Le commerce et la réparation automobile affichent également de bons résultats. Leur retard moyen atteint 10,2 jours.

Dans le commerce de détail, les enseignes de sport et loisirs affichent seulement 7,4 jours. Le bricolage et l’équipement du foyer atteignent 8,5 jours.

Le commerce alimentaire revient à 11,4 jours. L’habillement affiche 13 jours.

L’industrie contient ses retards

L’industrie manufacturière affiche globalement une bonne discipline de paiement.

Plusieurs branches restent sous les 10 jours de retard. C’est notamment le cas du bois et des matériaux de construction, à 8,8 jours.

La réparation-maintenance atteint 9,1 jours. Les machines et équipements affichent 9,4 jours. Enfin, la métallurgie-mécanique atteint 9,8 jours.

À l’inverse, certains services aux entreprises affichent des délais beaucoup plus longs.

La sécurité atteint ainsi 26,9 jours. Les activités de production de films ou de sons atteignent 23 jours. La diffusion de programmes affiche 22 jours.

Le numérique reste également au-dessus de la moyenne nationale. Les éditeurs de logiciels atteignent 17,9 jours. Les services informatiques affichent 15,5 jours.

Le transport progresse

Dans les transports, la situation s’améliore également.

Le transport routier de marchandises affiche désormais 14,5 jours de retard. Il avait dépassé 17 jours au début de 2025.

Le transport de voyageurs suit la même trajectoire. Après avoir approché 20 jours de retard en 2025, il revient à 14,4 jours en 2026.

L’hébergement-restauration poursuit également son redressement.

Dans la restauration, le retard moyen recule rapidement. Il reste toutefois proche de 16 jours, à 15,8 jours.

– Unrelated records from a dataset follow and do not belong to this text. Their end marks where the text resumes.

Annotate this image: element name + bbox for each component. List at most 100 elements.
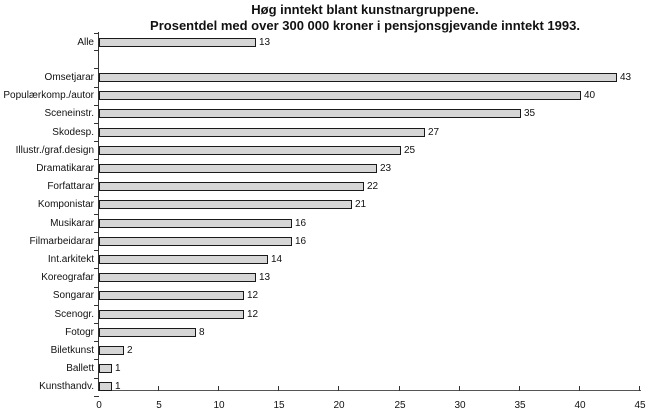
category-label: Biletkunst (50, 345, 94, 356)
value-label: 16 (295, 236, 307, 247)
x-tick (399, 386, 400, 391)
y-tick (94, 105, 99, 106)
bar (99, 200, 352, 209)
category-label: Fotogr (65, 327, 94, 338)
x-tick-label: 5 (156, 400, 162, 411)
x-tick (459, 386, 460, 391)
category-label: Filmarbeidarar (29, 236, 94, 247)
x-tick (579, 386, 580, 391)
x-tick-label: 25 (394, 400, 406, 411)
value-label: 25 (404, 145, 416, 156)
y-tick (94, 341, 99, 342)
y-tick (94, 287, 99, 288)
category-label: Int.arkitekt (47, 254, 94, 265)
x-tick (218, 386, 219, 391)
x-tick-label: 10 (213, 400, 225, 411)
x-tick (98, 386, 99, 391)
x-tick-label: 30 (454, 400, 466, 411)
y-axis-line (98, 32, 99, 391)
y-tick (94, 378, 99, 379)
value-label: 13 (259, 272, 271, 283)
y-tick (94, 323, 99, 324)
value-label: 23 (380, 163, 392, 174)
value-label: 13 (259, 37, 271, 48)
y-tick (94, 50, 99, 51)
x-tick (338, 386, 339, 391)
category-label: Scenogr. (54, 309, 94, 320)
x-tick-label: 35 (514, 400, 526, 411)
value-label: 16 (295, 218, 307, 229)
y-tick (94, 159, 99, 160)
y-tick (94, 141, 99, 142)
category-label: Omsetjarar (44, 72, 94, 83)
bar (99, 237, 292, 246)
category-label: Ballett (66, 363, 94, 374)
category-label: Kunsthandv. (39, 381, 94, 392)
bar (99, 109, 521, 118)
y-tick (94, 214, 99, 215)
value-label: 1 (115, 363, 121, 374)
bar (99, 73, 617, 82)
category-label: Koreografar (41, 272, 94, 283)
bar (99, 310, 244, 319)
value-label: 1 (115, 381, 121, 392)
category-label: Forfattarar (47, 181, 94, 192)
category-label: Dramatikarar (36, 163, 94, 174)
y-tick (94, 250, 99, 251)
y-tick (94, 232, 99, 233)
bar (99, 255, 268, 264)
category-label: Sceneinstr. (44, 108, 94, 119)
category-label: Musikarar (50, 218, 94, 229)
value-label: 40 (584, 90, 596, 101)
bar (99, 364, 112, 373)
value-label: 14 (271, 254, 283, 265)
y-tick (94, 68, 99, 69)
x-tick-label: 0 (96, 400, 102, 411)
category-label: Populærkomp./autor (3, 90, 94, 101)
x-tick-label: 20 (333, 400, 345, 411)
y-tick (94, 33, 99, 34)
x-tick (639, 386, 640, 391)
y-tick (94, 178, 99, 179)
bar (99, 382, 112, 391)
x-tick-label: 15 (273, 400, 285, 411)
value-label: 21 (355, 199, 367, 210)
x-tick (158, 386, 159, 391)
value-label: 8 (199, 327, 205, 338)
value-label: 2 (127, 345, 133, 356)
value-label: 43 (620, 72, 632, 83)
x-tick (278, 386, 279, 391)
y-tick (94, 123, 99, 124)
x-tick (519, 386, 520, 391)
bar (99, 328, 196, 337)
value-label: 12 (247, 290, 259, 301)
bar (99, 38, 256, 47)
bar (99, 273, 256, 282)
y-tick (94, 305, 99, 306)
category-label: Skodesp. (52, 127, 94, 138)
y-tick (94, 196, 99, 197)
value-label: 27 (428, 127, 440, 138)
y-tick (94, 87, 99, 88)
category-label: Songarar (52, 290, 94, 301)
chart-title: Høg inntekt blant kunstnargruppene. (251, 2, 479, 17)
bar (99, 164, 377, 173)
y-tick (94, 359, 99, 360)
value-label: 35 (524, 108, 536, 119)
bar (99, 128, 425, 137)
category-label: Illustr./graf.design (15, 145, 94, 156)
bar (99, 291, 244, 300)
bar (99, 146, 401, 155)
bar (99, 182, 364, 191)
value-label: 22 (367, 181, 379, 192)
bar (99, 219, 292, 228)
x-tick-label: 45 (634, 400, 646, 411)
bar (99, 91, 581, 100)
category-label: Komponistar (37, 199, 94, 210)
x-axis-line (98, 390, 641, 391)
x-tick-label: 40 (574, 400, 586, 411)
bar (99, 346, 124, 355)
y-tick (94, 396, 99, 397)
value-label: 12 (247, 309, 259, 320)
chart-subtitle: Prosentdel med over 300 000 kroner i pen… (150, 18, 580, 33)
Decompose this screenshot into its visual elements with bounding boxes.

Les débits de boissons et l’hébergement reviennent légèrement au-dessus de 11 jours.

Le monde agricole reste sous surveillance

La situation demeure plus fragile dans l’agriculture.

Les activités d’élevage ne repassent pas sous les 13 jours de retard depuis 2025. Les activités de culture connaissent des délais encore plus importants, avec plus de 14 jours.

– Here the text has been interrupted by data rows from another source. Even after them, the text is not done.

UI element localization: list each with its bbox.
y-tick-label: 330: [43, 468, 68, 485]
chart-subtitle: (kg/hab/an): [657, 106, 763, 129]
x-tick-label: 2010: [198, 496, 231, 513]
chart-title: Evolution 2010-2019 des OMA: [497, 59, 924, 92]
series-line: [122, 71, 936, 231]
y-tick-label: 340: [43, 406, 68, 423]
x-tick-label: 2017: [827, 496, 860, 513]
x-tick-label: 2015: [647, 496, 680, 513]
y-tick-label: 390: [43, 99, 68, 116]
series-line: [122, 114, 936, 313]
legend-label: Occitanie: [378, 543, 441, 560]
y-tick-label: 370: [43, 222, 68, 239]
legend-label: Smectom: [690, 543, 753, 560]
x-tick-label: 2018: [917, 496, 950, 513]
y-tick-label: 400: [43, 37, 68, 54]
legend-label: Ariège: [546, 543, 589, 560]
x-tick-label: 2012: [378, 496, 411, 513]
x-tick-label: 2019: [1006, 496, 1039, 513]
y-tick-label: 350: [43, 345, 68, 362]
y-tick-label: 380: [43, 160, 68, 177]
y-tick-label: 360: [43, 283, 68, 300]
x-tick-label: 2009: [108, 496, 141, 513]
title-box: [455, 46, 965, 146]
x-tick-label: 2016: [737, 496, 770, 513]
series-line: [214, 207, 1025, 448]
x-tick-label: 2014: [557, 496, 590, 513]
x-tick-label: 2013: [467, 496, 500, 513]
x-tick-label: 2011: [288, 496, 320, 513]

Cette situation intervient dans un contexte de pression durable sur les revenus agricoles et les trésoreries d’exploitation.

D’autres secteurs restent également au-dessus de la moyenne nationale.

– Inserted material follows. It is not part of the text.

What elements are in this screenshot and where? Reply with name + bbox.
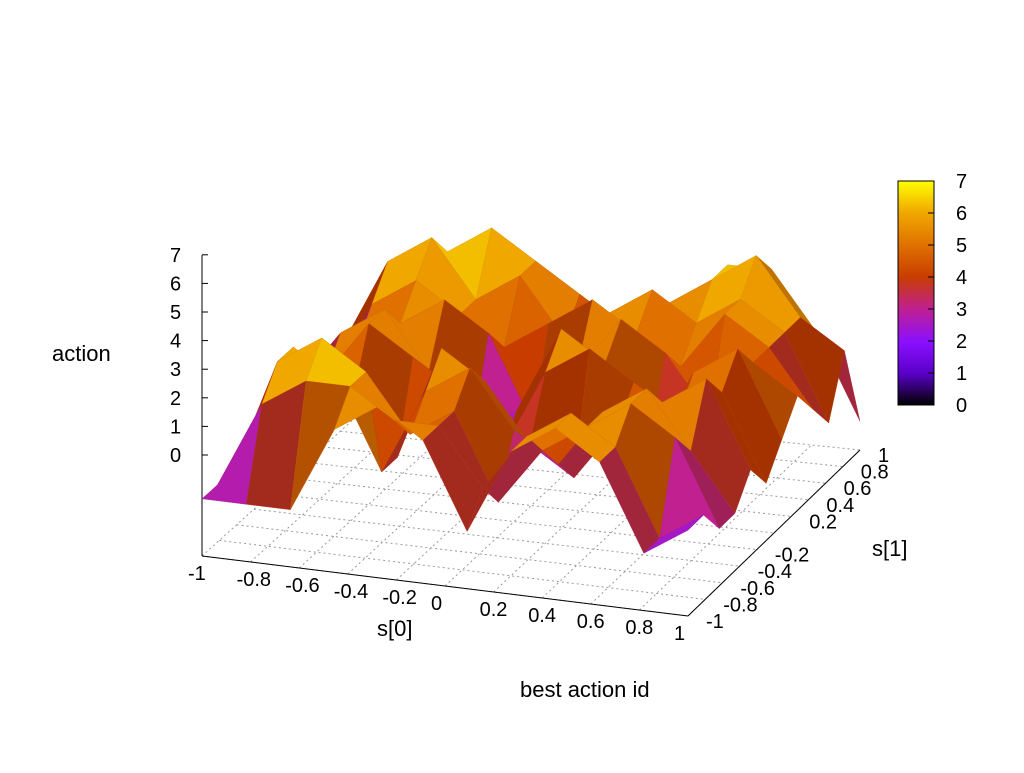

La santé humaine affiche 15,1 jours de retard malgré une baisse de trois jours en un an. L’action sociale revient à 13,4 jours.

Les activités culturelles atteignent encore un peu plus de 16 jours. L’enseignement réduit ses retards à 13,5 jours, contre près de 16 jours un an plus tôt.

Une amélioration encore fragile

Malgré ce redressement, Altares appelle à rester vigilant.

Le retard moyen dépasse encore 12 jours. Il reste donc supérieur aux niveaux observés avant la crise sanitaire. En 2018, il était descendu sous les 11 jours.

Thierry Millon souligne aussi le contexte économique encore fragile. Les tensions commerciales, l’instabilité géopolitique et les défaillances d’entreprises restent des facteurs de risque.

À fin août, plus de 71 700 défaillances d’entreprises étaient recensées.

Pour Altares, le véritable enjeu sera donc de maintenir cette amélioration dans la durée.